A secondary anecdote is for a documentary I’m co-producing, we needed to do a three-day shoot on our own dime while waiting to get backed in Fort Worth. We wanted these to be two-camera shoots, and set up preliminary budgets based on L.A. rates, even though the 2nd camera wasn’t intended to be used unless we needed it. Based on doing a rough budget, we couldn’t afford to get the same camera for the second camera as the first camera, and brought our own lower end camera to record the second side, and we paid about $3,000 a day for this single camera shoot at multiple locations with external sound.
The camera was high-end but it was nowhere near the kind of cameras they have for a concert like this that’s going to movie theaters (most concerts don’t go to movie theaters, they go to TV or home video). I wouldn’t be surprised if their camera budget for this was at least $250,000 per shoot day, and they probably did quite a few rehearsals as well to get camera blocking and style (again, I’m just speculating because I haven’t seen it).
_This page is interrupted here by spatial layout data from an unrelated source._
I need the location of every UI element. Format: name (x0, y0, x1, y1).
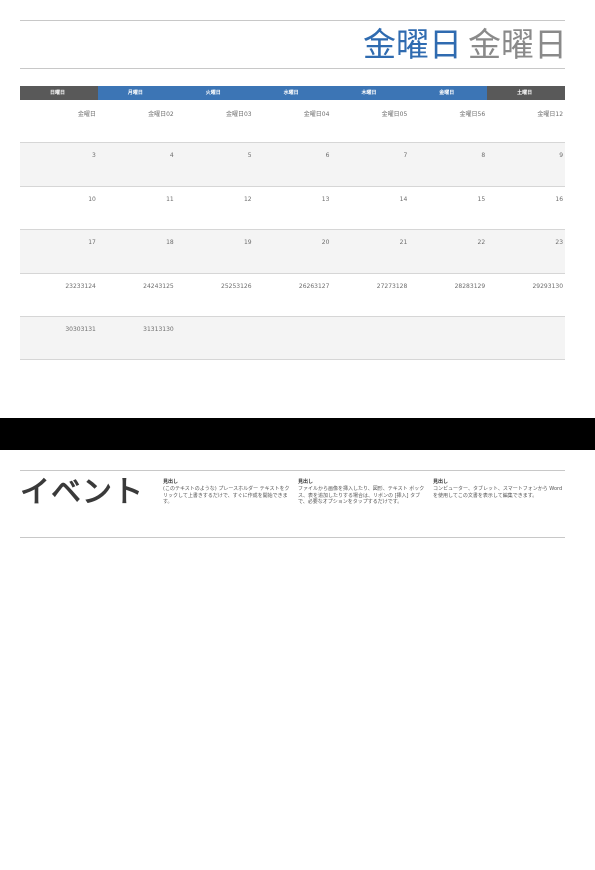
event-heading: 見出し (163, 479, 179, 485)
header-bottom-rule (20, 68, 565, 69)
day-cell (254, 317, 332, 359)
day-cell: 16 (555, 195, 564, 203)
events-title: イベント (20, 475, 144, 510)
week-row: 30303131 31313130 (20, 316, 565, 361)
day-cell: 22 (477, 239, 486, 247)
day-cell: 27273128 (376, 282, 408, 290)
year-title: 金曜日 (468, 25, 565, 64)
event-column-1: 見出し (このテキストのような) プレースホルダー テキストをクリックして上書き… (163, 478, 293, 506)
weekday-tuesday: 火曜日 (175, 86, 254, 100)
day-cell: 8 (481, 152, 486, 160)
weekday-wednesday: 水曜日 (253, 86, 332, 100)
day-cell: 6 (325, 152, 330, 160)
weekday-saturday: 土曜日 (487, 86, 566, 100)
week-row: 3 4 5 6 7 8 9 (20, 143, 565, 187)
day-cell: 9 (559, 152, 564, 160)
day-cell: 11 (166, 195, 174, 203)
event-heading: 見出し (298, 479, 314, 485)
week-row: 17 18 19 20 21 22 23 (20, 230, 565, 274)
day-cell: 31313130 (143, 325, 174, 333)
day-cell: 金曜日 (77, 111, 96, 118)
day-cell (409, 317, 487, 359)
weekday-thursday: 木曜日 (331, 86, 410, 100)
day-cell: 金曜日05 (381, 111, 408, 118)
weekday-header-row: 日曜日 月曜日 火曜日 水曜日 木曜日 金曜日 土曜日 (20, 86, 566, 100)
events-bottom-rule (20, 537, 565, 538)
day-cell: 7 (403, 152, 408, 160)
day-cell: 金曜日12 (537, 111, 564, 118)
day-cell: 金曜日04 (303, 111, 330, 118)
event-column-3: 見出し コンピューター、タブレット、スマートフォンから Word を使用してこの… (433, 478, 563, 499)
day-cell: 21 (399, 239, 408, 247)
day-cell: 24243125 (143, 282, 174, 290)
day-cell: 5 (247, 152, 252, 160)
month-title: 金曜日 (363, 25, 462, 64)
day-cell: 30303131 (65, 325, 96, 333)
week-row: 23233124 24243125 25253126 26263127 2727… (20, 274, 565, 317)
week-row: 10 11 12 13 14 15 16 (20, 187, 565, 231)
day-cell: 金曜日56 (459, 111, 486, 118)
calendar-grid: 日曜日 月曜日 火曜日 水曜日 木曜日 金曜日 土曜日 金曜日 金曜日02 金曜… (20, 86, 566, 361)
day-cell: 17 (88, 239, 96, 247)
day-cell: 15 (477, 195, 486, 203)
events-top-rule (20, 470, 565, 471)
day-cell: 4 (169, 152, 174, 160)
event-heading: 見出し (433, 479, 449, 485)
day-cell: 12 (243, 195, 252, 203)
weekday-sunday: 日曜日 (20, 86, 98, 100)
day-cell (487, 317, 565, 359)
black-divider-band (0, 418, 595, 450)
day-cell: 18 (166, 239, 174, 247)
event-text: コンピューター、タブレット、スマートフォンから Word を使用してこの文書を表… (433, 486, 563, 499)
day-cell: 13 (321, 195, 330, 203)
day-cell: 29293130 (532, 282, 564, 290)
day-cell (176, 317, 254, 359)
day-cell: 23233124 (65, 282, 96, 290)
day-cell: 19 (243, 239, 252, 247)
day-cell: 28283129 (454, 282, 486, 290)
day-cell: 金曜日03 (225, 111, 252, 118)
day-cell: 25253126 (221, 282, 252, 290)
event-text: (このテキストのような) プレースホルダー テキストをクリックして上書きするだけ… (163, 486, 290, 505)
week-row: 金曜日 金曜日02 金曜日03 金曜日04 金曜日05 金曜日56 金曜日12 (20, 100, 565, 144)
day-cell: 金曜日02 (148, 111, 174, 118)
weekday-friday: 金曜日 (409, 86, 488, 100)
calendar-title: 金曜日 金曜日 (20, 21, 565, 68)
weekday-monday: 月曜日 (97, 86, 176, 100)
day-cell: 20 (321, 239, 330, 247)
day-cell: 23 (555, 239, 564, 247)
day-cell: 3 (92, 152, 96, 160)
day-cell: 10 (88, 195, 96, 203)
day-cell: 14 (399, 195, 408, 203)
day-cell (331, 317, 409, 359)
event-text: ファイルから画像を挿入したり、図形、テキスト ボックス、表を追加したりする場合は… (298, 486, 425, 505)
day-cell: 26263127 (298, 282, 330, 290)
event-column-2: 見出し ファイルから画像を挿入したり、図形、テキスト ボックス、表を追加したりす… (298, 478, 428, 506)
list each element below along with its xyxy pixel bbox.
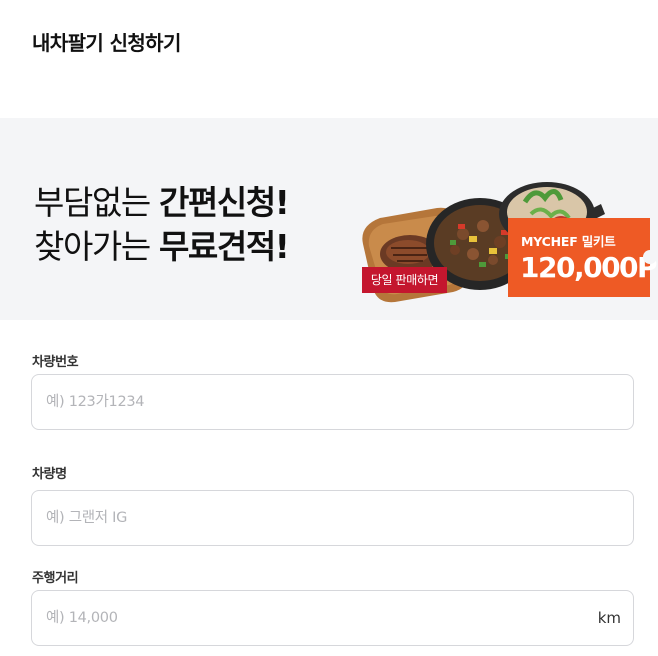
car-number-label: 차량번호	[32, 355, 79, 370]
car-name-input[interactable]	[46, 491, 586, 545]
banner-headline-2-bold: 무료견적!	[158, 227, 290, 266]
mileage-field[interactable]: km	[31, 590, 634, 646]
banner-headline-2-regular: 찾아가는	[34, 227, 159, 266]
mileage-unit: km	[597, 609, 621, 627]
coupon-notch	[643, 250, 657, 264]
coupon-amount: 120,000P	[520, 251, 658, 284]
coupon-label: MYCHEF 밀키트	[521, 234, 616, 249]
mileage-label: 주행거리	[32, 571, 79, 586]
promo-tag: 당일 판매하면	[362, 267, 447, 293]
banner-headline-1: 부담없는 간편신청!	[34, 176, 290, 224]
car-number-field[interactable]	[31, 374, 634, 430]
banner-headline-1-bold: 간편신청!	[158, 183, 290, 222]
page-title: 내차팔기 신청하기	[32, 31, 181, 55]
car-number-input[interactable]	[46, 375, 586, 429]
mileage-input[interactable]	[46, 591, 586, 645]
banner-headline-1-regular: 부담없는	[34, 183, 159, 222]
car-name-label: 차량명	[32, 467, 67, 482]
points-coupon: MYCHEF 밀키트 120,000P	[508, 218, 658, 297]
banner-headline-2: 찾아가는 무료견적!	[34, 220, 290, 268]
car-name-field[interactable]	[31, 490, 634, 546]
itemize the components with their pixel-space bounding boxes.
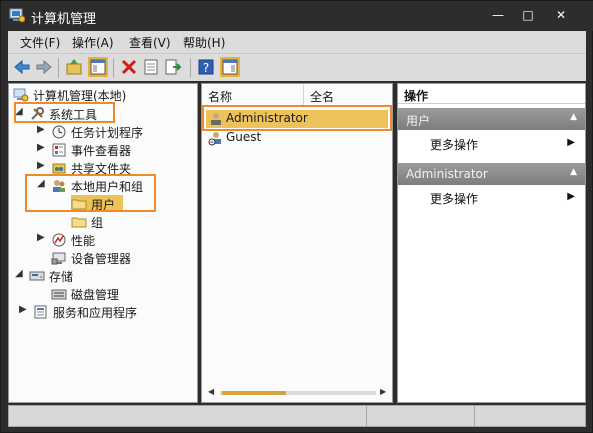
shared-folder-icon	[51, 160, 67, 176]
actions-section-administrator[interactable]: Administrator ▲	[398, 163, 585, 185]
collapsed-arrow-icon[interactable]: ▶	[37, 232, 47, 243]
tree-label: 磁盘管理	[71, 288, 120, 302]
collapse-caret-icon[interactable]: ▲	[570, 112, 577, 122]
toolbar-separator	[190, 58, 191, 78]
delete-icon[interactable]	[119, 57, 139, 77]
computer-management-icon	[9, 8, 26, 23]
tree-label: 存储	[49, 270, 74, 284]
status-bar	[8, 405, 586, 427]
export-list-icon[interactable]	[163, 57, 183, 77]
menu-view[interactable]: 查看(V)	[129, 34, 171, 51]
more-actions-administrator[interactable]: 更多操作	[430, 190, 478, 207]
event-viewer-icon	[51, 142, 67, 158]
system-tools-icon	[29, 106, 45, 122]
tree-label: 组	[91, 216, 104, 230]
section-header-label: 用户	[406, 114, 431, 128]
back-arrow-icon[interactable]	[12, 57, 32, 77]
tree-label: 事件查看器	[71, 144, 132, 158]
tree-label: 性能	[71, 234, 96, 248]
svg-text:?: ?	[203, 61, 209, 75]
users-group-icon	[51, 178, 67, 194]
action-pane-icon[interactable]	[220, 57, 240, 77]
close-button[interactable]: ✕	[546, 5, 576, 25]
help-icon[interactable]: ?	[196, 57, 216, 77]
forward-arrow-icon[interactable]	[34, 57, 54, 77]
expanded-arrow-icon[interactable]: ◢	[15, 106, 25, 117]
up-folder-icon[interactable]	[64, 57, 84, 77]
menu-file[interactable]: 文件(F)	[20, 34, 60, 51]
toolbar: ?	[8, 53, 586, 81]
scroll-right-icon[interactable]: ▶	[380, 387, 386, 396]
console-tree: 计算机管理(本地) ◢ 系统工具 ▶ 任务计划程序 ▶ 事件查看器 ▶ 共享文件…	[8, 83, 198, 403]
submenu-arrow-icon[interactable]: ▶	[567, 137, 575, 148]
maximize-button[interactable]: □	[513, 5, 543, 25]
tree-label: 任务计划程序	[71, 126, 144, 140]
window-title: 计算机管理	[31, 12, 97, 27]
submenu-arrow-icon[interactable]: ▶	[567, 191, 575, 202]
user-icon	[208, 111, 224, 127]
more-actions-users[interactable]: 更多操作	[430, 136, 478, 153]
menu-bar: 文件(F) 操作(A) 查看(V) 帮助(H)	[8, 31, 586, 53]
collapsed-arrow-icon[interactable]: ▶	[37, 160, 47, 171]
minimize-button[interactable]: —	[483, 5, 513, 25]
clock-icon	[51, 124, 67, 140]
menu-action[interactable]: 操作(A)	[72, 34, 114, 51]
computer-management-icon	[13, 87, 29, 103]
disk-management-icon	[51, 286, 67, 302]
show-hide-tree-icon[interactable]	[88, 57, 108, 77]
column-header-name[interactable]: 名称	[208, 88, 232, 105]
folder-icon	[71, 196, 87, 212]
expanded-arrow-icon[interactable]: ◢	[15, 268, 25, 279]
tree-label: 系统工具	[49, 108, 98, 122]
device-manager-icon	[51, 250, 67, 266]
collapse-caret-icon[interactable]: ▲	[570, 167, 577, 177]
actions-section-users[interactable]: 用户 ▲	[398, 108, 585, 130]
column-divider[interactable]	[303, 84, 304, 106]
list-header: 名称 全名	[202, 84, 392, 106]
folder-icon	[71, 214, 87, 230]
section-header-label: Administrator	[406, 167, 488, 181]
tree-label: 计算机管理(本地)	[33, 89, 127, 103]
title-bar: 计算机管理 — □ ✕	[1, 1, 593, 31]
storage-icon	[29, 268, 45, 284]
menu-help[interactable]: 帮助(H)	[183, 34, 225, 51]
services-apps-icon	[33, 304, 49, 320]
user-disabled-icon	[208, 130, 224, 146]
toolbar-separator	[113, 58, 114, 78]
tree-label: 用户	[91, 198, 116, 212]
collapsed-arrow-icon[interactable]: ▶	[37, 124, 47, 135]
tree-label: 服务和应用程序	[53, 306, 138, 320]
column-header-fullname[interactable]: 全名	[310, 88, 334, 105]
actions-title: 操作	[398, 84, 585, 104]
list-item-guest[interactable]: Guest	[206, 129, 388, 147]
tree-label: 共享文件夹	[71, 162, 132, 176]
actions-pane: 操作 用户 ▲ 更多操作 ▶ Administrator ▲ 更多操作 ▶	[397, 83, 586, 403]
tree-label: 本地用户和组	[71, 180, 144, 194]
expanded-arrow-icon[interactable]: ◢	[37, 178, 47, 189]
status-segment	[367, 406, 475, 426]
horizontal-scrollbar[interactable]: ◀ ▶	[208, 387, 388, 397]
collapsed-arrow-icon[interactable]: ▶	[37, 142, 47, 153]
tree-label: 设备管理器	[71, 252, 132, 266]
collapsed-arrow-icon[interactable]: ▶	[19, 304, 29, 315]
list-item-label: Guest	[226, 130, 262, 144]
user-list-pane: 名称 全名 Administrator Guest ◀ ▶	[201, 83, 393, 403]
toolbar-separator	[58, 58, 59, 78]
list-item-label: Administrator	[226, 111, 308, 125]
scroll-left-icon[interactable]: ◀	[208, 387, 214, 396]
list-item-administrator[interactable]: Administrator	[206, 110, 388, 128]
scrollbar-thumb[interactable]	[222, 391, 286, 395]
status-segment	[9, 406, 367, 426]
performance-icon	[51, 232, 67, 248]
properties-icon[interactable]	[141, 57, 161, 77]
computer-management-window: 计算机管理 — □ ✕ 文件(F) 操作(A) 查看(V) 帮助(H) ? 计算…	[0, 0, 593, 433]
Compressed post-production is extremely expensive and she probably had to pay for all the prints that were made (it was put on 4,000 screens in the U.S. and 8500 overall). It’s possible she got the distributors to take on some of that cost, but it’s no telling how much. I also just read that this was available on IMAX format, though I don’t know if it was shot in IMAX, as well.
I doubt any wide release movie, even if it was one guy chewing gum on a movie screen would cost under $1 million to release, and this wasn’t anything like that. As an FYI, there were 6 editors on the film, which is not normal but understandable based on the compressed schedule.
There are 101 people listed in the crew on IMDb and I counted at least 16 camera operators with some tech I don’t know whether it’s camera or control of cameras (a drone operator is still a camera operator). Nearly half the crew is related to camera and for our crew we had a camera operator and a sound guy. Camera costs were enormous on this.